Guided Research Marcel Seitz
| Title (de) | Nutzung multimodalen maschinellen Lernens bei standardisierten Daten für die Früherkennung von Demenz |
| Title (en) | Leveraging Multimodal Machine Learning on Standardized Data for Early Dementia Detection |
| Project | AssistD |
| Type | Guided Research |
| Status | started |
| Student | Marcel Seitz |
| Advisor | Alexandre Mercier |
| Supervisor | Prof. Dr. Florian Matthes |
| Start Date | 24.04.2025 |
| Sebis Contributor Agreement signed on | 08.04.2025 |
| Checklist filled | Yes |
| Submission date | 24.10.2025 |
Abstract
Early detection of Mild Cognitive Impairment (MCI) is essential for timely intervention before progression to dementia.

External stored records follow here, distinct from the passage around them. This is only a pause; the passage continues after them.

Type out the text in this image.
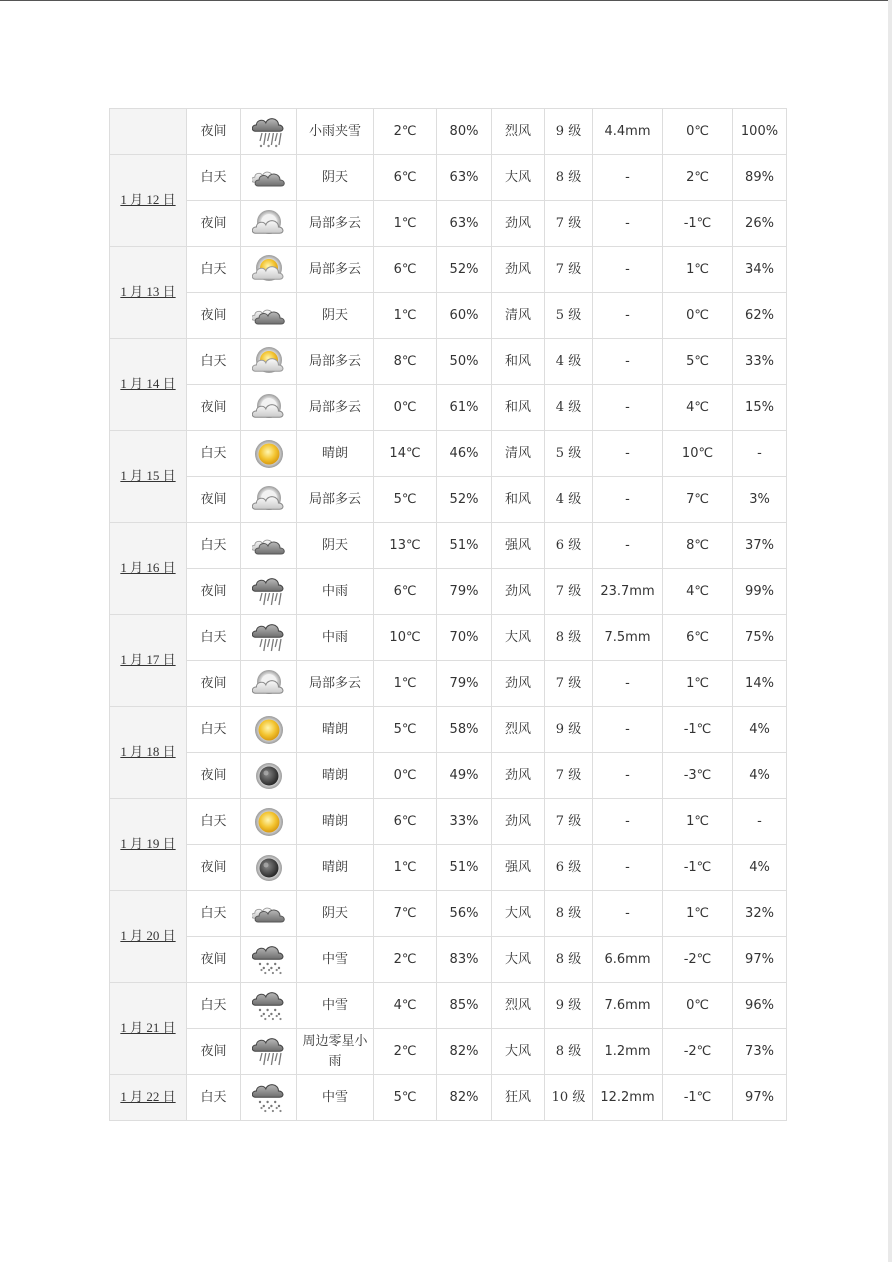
	夜间		小雨夹雪	2℃	80%	烈风	9 级	4.4mm	0℃	100%
1 月 12 日	白天		阴天	6℃	63%	大风	8 级	-	2℃	89%
	夜间		局部多云	1℃	63%	劲风	7 级	-	-1℃	26%
1 月 13 日	白天		局部多云	6℃	52%	劲风	7 级	-	1℃	34%
	夜间		阴天	1℃	60%	清风	5 级	-	0℃	62%
1 月 14 日	白天		局部多云	8℃	50%	和风	4 级	-	5℃	33%
	夜间		局部多云	0℃	61%	和风	4 级	-	4℃	15%
1 月 15 日	白天		晴朗	14℃	46%	清风	5 级	-	10℃	-
	夜间		局部多云	5℃	52%	和风	4 级	-	7℃	3%
1 月 16 日	白天		阴天	13℃	51%	强风	6 级	-	8℃	37%
	夜间		中雨	6℃	79%	劲风	7 级	23.7mm	4℃	99%
1 月 17 日	白天		中雨	10℃	70%	大风	8 级	7.5mm	6℃	75%
	夜间		局部多云	1℃	79%	劲风	7 级	-	1℃	14%
1 月 18 日	白天		晴朗	5℃	58%	烈风	9 级	-	-1℃	4%
	夜间		晴朗	0℃	49%	劲风	7 级	-	-3℃	4%
1 月 19 日	白天		晴朗	6℃	33%	劲风	7 级	-	1℃	-
	夜间		晴朗	1℃	51%	强风	6 级	-	-1℃	4%
1 月 20 日	白天		阴天	7℃	56%	大风	8 级	-	1℃	32%
	夜间		中雪	2℃	83%	大风	8 级	6.6mm	-2℃	97%
1 月 21 日	白天		中雪	4℃	85%	烈风	9 级	7.6mm	0℃	96%
	夜间		周边零星小雨	2℃	82%	大风	8 级	1.2mm	-2℃	73%
1 月 22 日	白天		中雪	5℃	82%	狂风	10 级	12.2mm	-1℃	97%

This study presents automatic MCI detection based on the Delaware corpus within DementiaBank, focusing on the Cookie Theft Picture Description task. A reproducible multimodal framework was developed to align and process 1,386 paired audio–text segments, representing audio as log-Mel spectrograms or waveforms and text as either orthographic or phonetic (ARPAbet) transcripts. Unimodal audio (ViT, CNN, HuBERT), unimodal text (BERT, DistilBERT), and multimodal cross-attention fusion configurations were systematically compared. Hyperparameters were optimized via Bayesian optimization, and statistical validation was performed using Welch’s unequal-variance t-tests on participant-level splits. The Vision Transformer (ViT) achieved the highest F1 (0.77) and balanced accuracy (0.65), confirming the strong discriminative power of acoustic features. Phonetic ARPAbet transcriptions improved BERT stability, particularly within multimodal fusion frameworks, while DistilBERT performed best on orthographic text. Among multimodal models, CNN–BERT (non-ARPA) achieved the highest balanced accuracy (0.65) and precision (0.64), showing small but statistically significant differences (p < 0.001) relative to the best unimodal model. Acoustic explanations revealed interpretable spectro–temporal patterns consistent with clinical markers of cognitive decline, underscoring the potential of speech-based screening for early detection of cognitive impairment.